Another dear friend Pam came over later, and when we all sat down in the living room, I said, “Let’s say the rosary for Jef.” Pam read meditations on each mystery, as we chanted the familiar prayers, ending with “Pray for us now and at the hour of our death.”

The hour of our death is known to God alone, but whoever faithfully says the rosary is asking the Blessed Mother, time and again, to watch over them as they are dying.

In “The World’s First Love,” Bishop Fulton Sheen writes about a woman who complained about the rosary, saying anyone who repeated prayers, over and over, couldn’t be sincere.

He asked her how often her sweetheart said he loved her. She said he’d told her just an hour ago and in fact told her multiple times a day.

From that, Bishop Sheen defended the rosary as a way of telling God, the Trinity, the Incarnate Savior and the Blessed Mother, “I love you, I love you, I love you.”

“The heart takes one expression and in saying it over and over again, it never repeats. It is the only real news in the universe.”

During the first year following Jef’s death, I was pretty much in a fog and went about the days in a dazed, mechanical fashion. I’d eat the same breakfast we’d had for years—oatmeal, blueberries and yogurt—take the same vitamins and go for walks in the afternoon, like we usually did.

I paid the bills, watered the orchids, went to Mass, cleaned the house—and shed enormous quantities of tears. And there were nights, I must admit, when the pain was so intense I was tempted to take my own life to escape the agony.

It was then that I clung to the rosary beads, and even though I was too shattered to say the prayers, just having them in my hands felt like a mysterious link with the Blessed Mother in heaven, a way of saying, “I love you, please help me.”

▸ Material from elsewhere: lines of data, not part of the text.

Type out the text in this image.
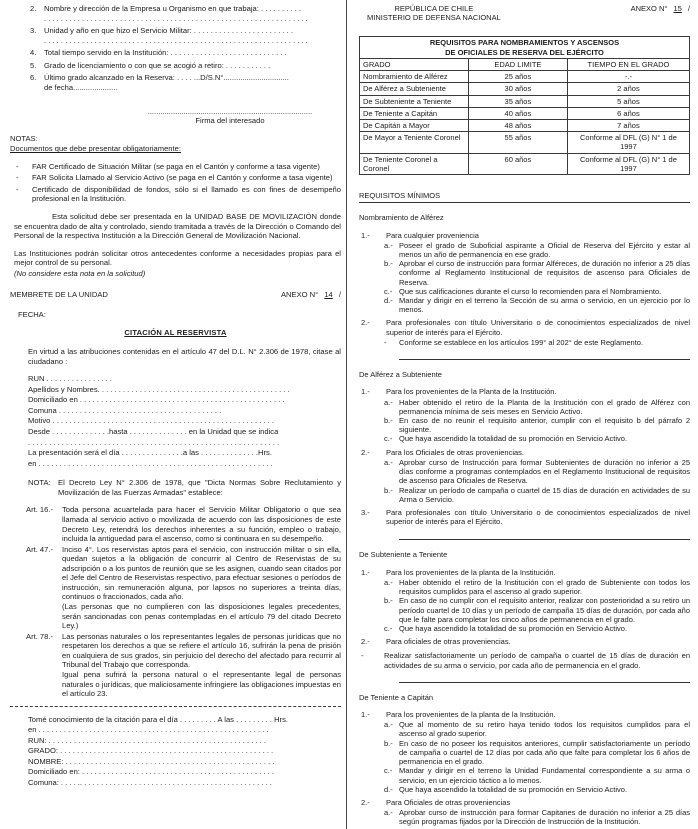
2.	Nombre y dirección de la Empresa u Organismo en que trabaja: . . . . . . . . . .
. . . . . . . . . . . . . . . . . . . . . . . . . . . . . . . . . . . . . . . . . . . . . . . . . . . . . . . . . . . . . . .
3.	Unidad y año en que hizo el Servicio Militar: . . . . . . . . . . . . . . . . . . . . . . . .
. . . . . . . . . . . . . . . . . . . . . . . . . . . . . . . . . . . . . . . . . . . . . . . . . . . . . . . . . . . . . . .
4.	Total tiempo servido en la Institución: . . . . . . . . . . . . . . . . . . . . . . . . . . . .
5.	Grado de licenciamiento o con que se acogió a retiro: . . . . . . . . . . .
6.	Último grado alcanzado en la Reserva: . . . . ...D/S.N°...............................
de fecha.....................
..............................................................................
Firma del interesado
NOTAS:
Documentos que debe presentar obligatoriamente:
-	FAR Certificado de Situación Militar (se paga en el Cantón y conforme a tasa vigente)
-	FAR Solicita Llamado al Servicio Activo (se paga en el Cantón y conforme a tasa vigente)
-	Certificado de disponibilidad de fondos, sólo si el llamado es con fines de desempeño profesional en la Institución.
Esta solicitud debe ser presentada en la UNIDAD BASE DE MOVILIZACIÓN donde se encuentra dado de alta y controlado, siendo tramitada a través de la Dirección o Comando del Personal de la respectiva Institución a la Dirección General de Movilización Nacional.
Las Instituciones podrán solicitar otros antecedentes conforme a necesidades propias para el mejor control de su personal.
(No considere esta nota en la solicitud)
MEMBRETE DE LA UNIDAD	ANEXO N° 14 /
FECHA:
CITACIÓN AL RESERVISTA
En virtud a las atribuciones contenidas en el artículo 47 del D.L. N° 2.306 de 1978, citase al ciudadano :
RUN . . . . . . . . . . . . . . . .
Apellidos y Nombres. . . . . . . . . . . . . . . . . . . . . . . . . . . . . . . . . . . . . . . . . . . . . .
Domiciliado en . . . . . . . . . . . . . . . . . . . . . . . . . . . . . . . . . . . . . . . . . . . . . . . . .
Comuna . . . . . . . . . . . . . . . . . . . . . . . . . . . . . . . . . . . . . . .
Motivo . . . . . . . . . . . . . . . . . . . . . . . . . . . . . . . . . . . . . . . . . . . . . . . . . . . . .
Desde . . . . . . . . . . . . . .hasta . . . . . . . . . . . . . . en la Unidad que se indica
. . . . . . . . . . . . . . . . . . . . . . . . . . . . . . . . . . . . . . . . . . . . . . . . . . . . . . . . . . . .
La presentación será el día . . . . . . . . . . . . . . .a las . . . . . . . . . . . . . .Hrs.
en . . . . . . . . . . . . . . . . . . . . . . . . . . . . . . . . . . . . . . . . . . . . . . . . . . . . . . . .
NOTA: El Decreto Ley N° 2.306 de 1978, que "Dicta Normas Sobre Reclutamiento y Movilización de las Fuerzas Armadas" establece:
Art. 16.- Toda persona acuartelada para hacer el Servicio Militar Obligatorio o que sea llamada al servicio activo o movilizada de acuerdo con las disposiciones de este Decreto Ley, retendrá los derechos inherentes a su función, empleo o trabajo, incluida la antiguedad para el ascenso, como si continuara en su desempeño.
Art. 47.- Inciso 4°. Los reservistas aptos para el servicio, con instrucción militar o sin ella, quedan sujetos a la obligación de concurrir al Centro de Reservistas de su adscripción o a los puntos de reunión que se les asignen, cuando sean citados por el Jefe del Centro de Reservistas respectivo, para efectuar sesiones o períodos de instrucción, sin remuneración alguna, por lapsos no superiores a treinta días, continuos o fraccionados, cada año.
(Las personas que no cumplieren con las disposiciones legales precedentes, serán sancionadas con penas contempladas en el artículo 79 del citado Decreto Ley.)
Art. 78.- Las personas naturales o los representantes legales de personas jurídicas que no respetaren los derechos a que se refiere el artículo 16, sufrirán la pena de prisión en cualquiera de sus grados, sin perjuicio del derecho del afectado para recurrir al Tribunal del Trabajo que corresponda.
Igual pena sufrirá la persona natural o el representante legal de personas naturales o jurídicas, que maliciosamente infringiere las obligaciones impuestas en el artículo 23.
Tomé conocimiento de la citación para el día . . . . . . . . . A las . . . . . . . . . Hrs.
en . . . . . . . . . . . . . . . . . . . . . . . . . . . . . . . . . . . . . . . . . . . . . . . . . . . . . . .
RUN: . . . . . . . . . . . . . . . . . . . . . . . . . . . . . . . . . . . . . . . . . . . . . . . . . . . .
GRADO: . . . . . . . . . . . . . . . . . . . . . . . . . . . . . . . . . . . . . . . . . . . . . . . . . . .
NOMBRE: . . . . . . . . . . . . . . . . . . . . . . . . . . . . . . . . . . . . . . . . . . . . . . . . . .
Domiciliado en: . . . . . . . . . . . . . . . . . . . . . . . . . . . . . . . . . . . . . . . . . . . . . .
Comuna: . . . . .. . . . . . . . . . . . . . . . . . . . . . . . . . . . . . . . . . . . . . . . . . . . . .
REPÚBLICA DE CHILE
MINISTERIO DE DEFENSA NACIONAL
ANEXO N° 15 /
REQUISITOS PARA NOMBRAMIENTOS Y ASCENSOS
DE OFICIALES DE RESERVA DEL EJÉRCITO		

GRADO	EDAD LIMITE	TIEMPO EN EL GRADO
Nombramiento de Alférez	25 años	-.-
De Alférez a Subteniente	30 años	2 años
De Subteniente a Teniente	35 años	5 años
De Teniente a Capitán	40 años	6 años
De Capitán a Mayor	48 años	7 años
De Mayor a Teniente Coronel	55 años	Conforme al DFL (G) N° 1 de 1997
De Teniente Coronel a Coronel	60 años	Conforme al DFL (G) N° 1 de 1997
REQUISITOS MÍNIMOS
Nombramiento de Alférez
1.-	Para cualquier proveniencia
a.- Poseer el grado de Suboficial aspirante a Oficial de Reserva del Ejército y estar al menos un año de permanencia en ese grado.
b.- Aprobar el curso de instrucción para formar Alféreces, de duración no inferior a 25 días conforme al Reglamento Institucional de requisitos de ascenso para Oficiales de Reserva.
c.- Que sus calificaciones durante el curso lo recomienden para el Nombramiento.
d.- Mandar y dirigir en el terreno la Sección de su arma o servicio, en un ejercicio por lo menos.
2.-	Para profesionales con título Universitario o de conocimientos especializados de nivel superior de interés para el Ejército.
-	Conforme se establece en los artículos 199° al 202° de este Reglamento.
De Alférez a Subteniente
1.-	Para los provenientes de la Planta de la Institución.
a.- Haber obtenido el retiro de la Planta de la Institución con el grado de Alférez con permanencia mínima de seis meses en Servicio Activo.
b.- En caso de no reunir el requisito anterior, cumplir con el requisito b del párrafo 2 siguiente.
c.- Que haya ascendido la totalidad de su promoción en Servicio Activo.
2.-	Para los Oficiales de otras proveniencias.
a.- Aprobar curso de Instrucción para formar Subtenientes de duración no inferior a 25 días conforme a programas contemplados en el Reglamento Institucional de requisitos de ascenso para Oficiales de Reserva.
b.- Realizar un período de campaña o cuartel de 15 días de duración en actividades de su Arma o Servicio.
3.-	Para profesionales con título Universitario o de conocimientos especializados de nivel superior de interés para el Ejército.
De Subteniente a Teniente
1.-	Para los provenientes de la planta de la Institución.
a.- Haber obtenido el retiro de la Institución con el grado de Subteniente con todos los requisitos cumplidos para el ascenso al grado superior.
b.- En caso de no cumplir con el requisito anterior, realizar con posterioridad a su retiro un período cuartel de 10 días y un período de campaña 15 días de duración, por cada año que le falte para completar los cinco años de permanencia en el grado.
c.- Que haya ascendido la totalidad de su promoción en Servicio Activo.
2.-	Para oficiales de otras proveniencias.
-	Realizar satisfactoriamente un período de campaña o cuartel de 15 días de duración en actividades de su arma o servicio, por cada año de permanencia en el grado.
De Teniente a Capitán
1.-	Para los provenientes de la planta de la Institución.
a.- Que al momento de su retiro haya tenido todos los requisitos cumplidos para el ascenso al grado superior.
b.- En caso de no poseer los requisitos anteriores, cumplir satisfactoriamente un período de campaña o cuartel de 12 días por cada año que falte para completar los 6 años de permanencia en el grado.
c.- Mandar y dirigir en el terreno la Unidad Fundamental correspondiente a su arma o servicio, en un ejercicio táctico a lo menos.
d.- Que haya ascendido la totalidad de su promoción en Servicio Activo.
2.-	Para Oficiales de otras proveniencias
a.- Aprobar curso de instrucción para formar Capitanes de duración no inferior a 25 días según programas fijados por la Dirección de Instrucción de la Institución.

Could my husand see me? Was he aware of my suffering? I took comfort in the words of St. Therese of Lisieux, who wrote, “I believe the Blessed in Heaven have great compassion on our miseries.”

The rosary has become a gift I can give my husband, as I pray for the repose of his soul, and a special connection between us. The prayers transport me back to the days when we attended holy hour at the Gift of Grace Home, run by the Missionaries of Charity.

Making the Sign of the Cross, I see in my mind’s eye the small chapel with a few roses tucked within a vase before the altar. And the huge crucifix with the words “I thirst” fashioned from black construction paper and affixed to the wall.

Jef and I are sitting next to each other, behind the four sisters, as some of us chant in unison the beginning of each prayer, and others complete it.

Now, whenever I say the rosary, I picture him praying beside me, beads in hand, fuzzy hair a bit unruly and the big green eyes.

Then his gentle voice, blendng with the sisters: “Holy Mary, Mother of God, pray for us sinners now and at the hour of our death.”

I trust Mother Mary was praying for him, at the hour of his death. I also trust that he is now praying for me.

“They never stop watching over us and praying for us,” St. Therese said about the faithful departed.

I hope that someday I’ll meet my husband again and we can say the rosary in the presence of the Blessed Mother, surrounded by roses, in a place where there are no more tears.

And I picture her smiling at us tenderly, as each “I love you” falls from our lips like a beautiful drop in the endless sea of eternity.